SpaceX's Historic Crew Dragon Mission Successfully Ends As Capsule Lands Safely
The Crew Dragon capsule successfully detached from the International Space Station (ISS) at 2:30 am EST. It burned its thrusters several times before its final descent. The capsule deployed several parachutes before successfully landing 200 miles off of the coast of Florida at 8:45am EST. SpaceX’s recovery vessel "Go Searcher" was able to retrieve the capsule. According to Benjamin Reed, SpaceX’s director of crew mission management, “Everything happened just perfectly, right on time the way that we expected it to.”
Space X’s latest mission is part of NASA’s Commercial Crew Program. NASA has relied on Russian Soyuz rockets ever since the American space shuttle program was retired on in July 2011. However, these rockets are expensive and inconvenient. NASA signed commercial crew contracts with both SpaceX and Boeing in 2014 and their goals are to build American spaceships that can send astronauts into space.

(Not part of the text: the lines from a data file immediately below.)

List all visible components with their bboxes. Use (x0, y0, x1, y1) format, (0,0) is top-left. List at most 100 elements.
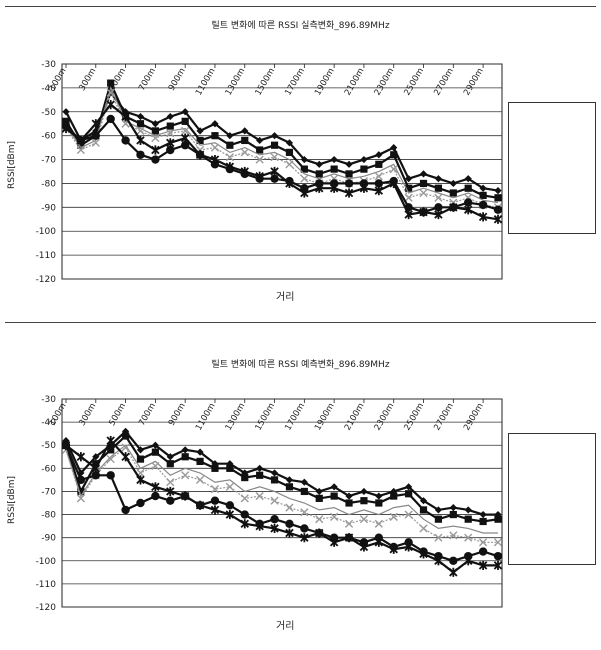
point-marker (62, 108, 70, 116)
point-marker (315, 179, 324, 188)
point-marker (225, 153, 234, 162)
point-marker (210, 485, 220, 494)
point-marker (92, 453, 100, 461)
point-marker (180, 141, 190, 150)
point-marker (285, 503, 294, 512)
point-marker (256, 146, 264, 154)
point-marker (300, 165, 308, 173)
point-marker (404, 538, 413, 547)
point-marker (479, 538, 488, 547)
point-marker (285, 160, 294, 169)
point-marker (106, 454, 115, 464)
point-marker (419, 524, 428, 533)
point-marker (121, 505, 130, 515)
y-tick-label: -40 (41, 84, 56, 94)
point-marker (106, 88, 115, 97)
point-marker (329, 533, 339, 542)
point-marker (359, 179, 369, 188)
point-marker (91, 131, 100, 140)
point-marker (330, 155, 338, 164)
legend (508, 433, 596, 565)
point-marker (345, 499, 353, 507)
point-marker (136, 150, 145, 159)
point-marker (389, 176, 398, 186)
point-marker (479, 191, 487, 199)
point-marker (493, 560, 503, 570)
point-marker (315, 487, 323, 496)
point-marker (181, 471, 190, 480)
point-marker (344, 188, 354, 198)
point-marker (285, 139, 294, 147)
point-marker (375, 499, 383, 507)
point-marker (345, 160, 353, 168)
point-marker (240, 519, 249, 529)
point-marker (360, 155, 368, 164)
point-marker (479, 517, 487, 526)
chart-measured: 틸트 변화에 따른 RSSI 실측변화_896.89MHz -30 -40 -50 -… (7, 21, 596, 303)
point-marker (196, 457, 204, 465)
y-tick-label: -70 (41, 487, 56, 497)
point-marker (300, 508, 309, 517)
point-marker (404, 510, 413, 519)
series-tilt_10 (65, 444, 498, 534)
point-marker (270, 174, 279, 183)
y-tick-label: -30 (41, 60, 56, 70)
point-marker (226, 141, 234, 149)
point-marker (285, 519, 294, 528)
point-marker (241, 136, 249, 145)
point-marker (210, 160, 220, 169)
y-tick-label: -60 (41, 464, 56, 474)
point-marker (315, 494, 323, 502)
point-marker (449, 556, 458, 565)
point-marker (449, 567, 458, 577)
point-marker (211, 120, 219, 128)
point-marker (360, 497, 368, 505)
point-marker (419, 207, 428, 217)
point-marker (180, 491, 190, 501)
y-tick-label: -70 (41, 156, 56, 166)
point-marker (166, 478, 175, 487)
y-tick-label: -100 (36, 227, 57, 237)
point-marker (166, 145, 175, 155)
series-tilt_10 (65, 86, 499, 204)
y-axis-label: RSSI[dBm] (7, 476, 17, 525)
point-marker (434, 175, 443, 183)
plot-area (61, 63, 503, 280)
point-marker (478, 200, 488, 210)
y-tick-label: -120 (36, 275, 57, 285)
point-marker (166, 453, 174, 461)
point-marker (195, 150, 205, 159)
point-marker (449, 179, 457, 188)
point-marker (479, 184, 487, 192)
point-marker (494, 515, 502, 523)
x-axis-label: 거리 (276, 292, 295, 303)
point-marker (195, 475, 205, 484)
point-marker (300, 478, 308, 486)
point-marker (210, 505, 220, 515)
point-marker (493, 214, 503, 224)
y-tick-label: -110 (36, 251, 57, 261)
point-marker (196, 127, 204, 135)
series-tilt_30 (61, 114, 503, 217)
point-marker (374, 519, 383, 528)
point-marker (345, 170, 353, 178)
point-marker (270, 523, 279, 534)
point-marker (121, 452, 130, 462)
point-marker (181, 108, 189, 116)
point-marker (270, 514, 279, 524)
point-marker (107, 79, 115, 87)
point-marker (374, 172, 383, 181)
y-tick-label: -60 (41, 132, 56, 142)
point-marker (359, 538, 369, 547)
point-marker (121, 111, 130, 122)
point-marker (151, 491, 160, 501)
point-marker (404, 193, 413, 202)
point-marker (225, 501, 235, 510)
point-marker (390, 144, 398, 152)
point-marker (151, 155, 160, 164)
y-tick-label: -30 (41, 395, 56, 405)
point-marker (493, 205, 503, 214)
point-marker (211, 132, 219, 140)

NASA Administrator Jim Bridenstine remarked, “These are all capabilities that are leading to a day where we are launching American astronauts from American rockets on American soil...this is an amazing achievement in the history of the United States of America.”
SpaceX’s first crewed flight could launch as early as July. Doug Hurley and Bob Behnken will be the first astronauts to launch from American soil in eight years. Boeing is expected to test their first flight in April and may send astronauts into space as early as August 2019.